Christmas is a time of giving. They say it is better to give than receive. Therefore this week I am looking at ways in which gifts in a Will could fail. Having a Will correctly drafted will help. But some are beyond the control of the testator or the Will draftsman.
If the witness is not eligible to witness the signing of the Will, then the whole Will could be void. For example, if the witness is a beneficiary or married to a beneficiary.
When a couple divorce, gifts to one another via their Will are effectively cancelled. This is because the former spouse is considered to have died before the person writing the Will. Also, the financial element of many divorces often explicitly state, the former spouse is not to benefit from the other’s estate.
This is simply where the beneficiary of the gift dies before the person giving the gift under their Will with no direction on whether the gift is to be passed to their heirs.
Where there is any uncertainty about the subject or terms of a gift, it may fail. For example, an inaccurate description of an asset to be gifted, or whether the gift is free of debt or taxes.

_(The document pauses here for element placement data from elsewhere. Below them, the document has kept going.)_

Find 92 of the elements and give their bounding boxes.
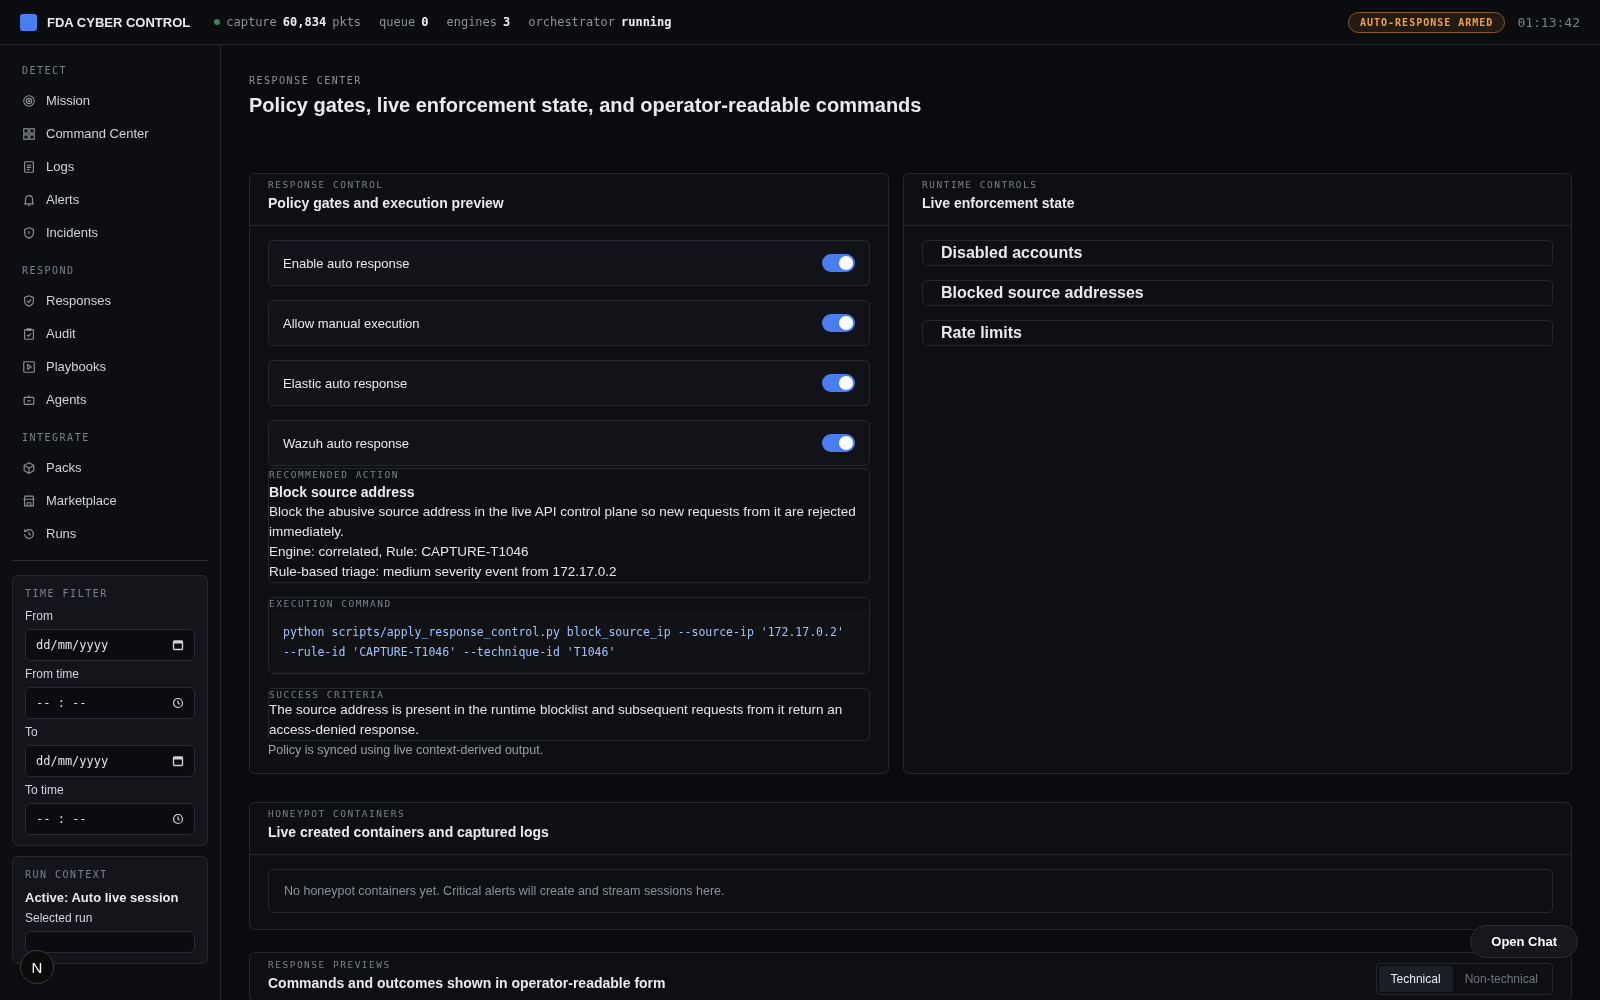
mode-tab[interactable]: Non-technical — [1452, 966, 1550, 992]
page-eyebrow: RESPONSE CENTER — [249, 75, 363, 86]
clock-icon — [172, 813, 184, 825]
stat-label: orchestrator — [528, 15, 615, 29]
card-eyebrow: SUCCESS CRITERIA — [269, 689, 386, 700]
panel-eyebrow: RESPONSE CONTROL — [268, 179, 385, 190]
toggle-label: Allow manual execution — [283, 315, 420, 331]
nav-item[interactable]: Packs — [12, 451, 208, 484]
clipboard-icon — [22, 326, 36, 341]
expandable-group[interactable]: Blocked source addresses — [922, 280, 1553, 306]
action-detail: Engine: correlated, Rule: CAPTURE-T1046 — [269, 543, 530, 561]
toggle-switch[interactable] — [822, 314, 855, 332]
section-title: DETECT — [21, 64, 69, 78]
select-field[interactable] — [25, 931, 195, 953]
brand-name: FDA CYBER CONTROL — [47, 14, 191, 30]
nav-item[interactable]: Mission — [12, 84, 208, 117]
bell-icon — [22, 192, 36, 207]
nav-item[interactable]: Runs — [12, 517, 208, 550]
nav-item[interactable]: Audit — [12, 317, 208, 350]
section-title: INTEGRATE — [21, 431, 91, 445]
stat-label: engines — [446, 15, 498, 29]
field-label: To — [25, 725, 39, 739]
nav-item[interactable]: Playbooks — [12, 350, 208, 383]
play-icon — [22, 359, 36, 374]
shield-icon — [22, 225, 36, 240]
stat-value: 3 — [503, 15, 511, 29]
target-icon — [22, 93, 36, 108]
field-label: From time — [25, 667, 80, 681]
logo-icon — [20, 13, 37, 31]
stat-value: 60,834 — [282, 15, 327, 29]
status-badge: AUTO-RESPONSE ARMED — [1348, 11, 1506, 33]
nav-item[interactable]: Logs — [12, 150, 208, 183]
cube-icon — [22, 460, 36, 475]
toggle-label: Enable auto response — [283, 255, 410, 271]
field-label: From — [25, 609, 54, 623]
stat-unit: pkts — [332, 15, 362, 29]
grid-icon — [22, 126, 36, 141]
store-icon — [22, 493, 36, 508]
shield-check-icon — [22, 293, 36, 308]
panel-eyebrow: RESPONSE PREVIEWS — [268, 959, 392, 970]
stat-value: running — [620, 15, 672, 29]
panel-eyebrow: HONEYPOT CONTAINERS — [268, 808, 407, 819]
calendar-icon — [172, 755, 184, 767]
date-field[interactable]: dd/mm/yyyy — [25, 629, 195, 661]
panel-title: Live created containers and captured logs — [268, 824, 550, 840]
toggle-label: Elastic auto response — [283, 375, 408, 391]
stat-value: 0 — [421, 15, 429, 29]
action-detail: Block the abusive source address in the live API control plane so new requests from it are rejected immediately. — [269, 503, 857, 541]
criteria-text: The source address is present in the runtime blocklist and subsequent requests from it return an access-denied response. — [269, 701, 844, 739]
panel-title: Policy gates and execution preview — [268, 195, 505, 211]
panel-title: Live enforcement state — [922, 195, 1076, 211]
nav-item[interactable]: Marketplace — [12, 484, 208, 517]
panel-title: TIME FILTER — [25, 588, 109, 599]
active-run: Active: Auto live session — [25, 890, 180, 905]
calendar-icon — [172, 639, 184, 651]
expandable-group[interactable]: Disabled accounts — [922, 240, 1553, 266]
panel-title: Commands and outcomes shown in operator-readable form — [268, 975, 666, 991]
time-field[interactable]: -- : -- — [25, 803, 195, 835]
page-title: Policy gates, live enforcement state, and operator-readable commands — [249, 94, 923, 117]
card-eyebrow: EXECUTION COMMAND — [269, 598, 393, 609]
mode-tab[interactable]: Technical — [1378, 966, 1453, 992]
expandable-group[interactable]: Rate limits — [922, 320, 1553, 346]
toggle-switch[interactable] — [822, 254, 855, 272]
time-field[interactable]: -- : -- — [25, 687, 195, 719]
empty-state: No honeypot containers yet. Critical alerts will create and stream sessions here. — [268, 869, 1553, 913]
field-label: To time — [25, 783, 65, 797]
history-icon — [22, 526, 36, 541]
toggle-label: Wazuh auto response — [283, 435, 409, 451]
card-eyebrow: RECOMMENDED ACTION — [269, 469, 400, 480]
nav-item[interactable]: Incidents — [12, 216, 208, 249]
section-title: RESPOND — [21, 264, 76, 278]
field-label: Selected run — [25, 911, 94, 925]
sync-note: Policy is synced using live context-derived output. — [268, 743, 545, 757]
dev-indicator-button[interactable]: N — [20, 950, 54, 984]
action-detail: Rule-based triage: medium severity event from 172.17.0.2 — [269, 563, 618, 581]
clock-icon — [172, 697, 184, 709]
open-chat-button[interactable]: Open Chat — [1470, 925, 1578, 958]
document-icon — [22, 159, 36, 174]
nav-item[interactable]: Responses — [12, 284, 208, 317]
panel-title: RUN CONTEXT — [25, 869, 109, 880]
date-field[interactable]: dd/mm/yyyy — [25, 745, 195, 777]
clock: 01:13:42 — [1517, 14, 1580, 30]
action-title: Block source address — [269, 484, 416, 500]
nav-item[interactable]: Agents — [12, 383, 208, 416]
toggle-switch[interactable] — [822, 434, 855, 452]
robot-icon — [22, 392, 36, 407]
stat-label: capture — [226, 15, 277, 29]
stat-label: queue — [379, 15, 416, 29]
nav-item[interactable]: Alerts — [12, 183, 208, 216]
nav-item[interactable]: Command Center — [12, 117, 208, 150]
toggle-switch[interactable] — [822, 374, 855, 392]
panel-eyebrow: RUNTIME CONTROLS — [922, 179, 1039, 190]
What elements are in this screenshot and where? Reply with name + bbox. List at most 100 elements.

It is not possible for the person preparing their Will to force a gift onto someone. There is the possibility this will be disclaimed.
Where the testator no longer owns the asset to be gifted as at their death, then the gift fails due to abatement.
Unlike the movies, killing a relative to inherit a fortune does not work in real life, at least not since the arrival of Forfeiture Act 1982 which prevents a person benefiting from this crime.
Assets may be owned by the Testator at their time of death but their debts and taxes may be so high the asset needs to be sold to repay the debt. Where this occurs, this is known as an abatement.
Summary: Failing Gifts In A Will
Making sure your Will is correctly witnessed is something we can all control. Keeping our Wills up to date should also resolve any issues such as former spouses remaining as beneficiaries, ademption and gifts lapsing due to a person pre-deceasing you. Accurate drafting should avoid problems of uncertainty. Whilst no-one can guarantee your heirs will not try and murder you, at least you can rest in peace knowing they are unlikely to benefit from their wicked deeds.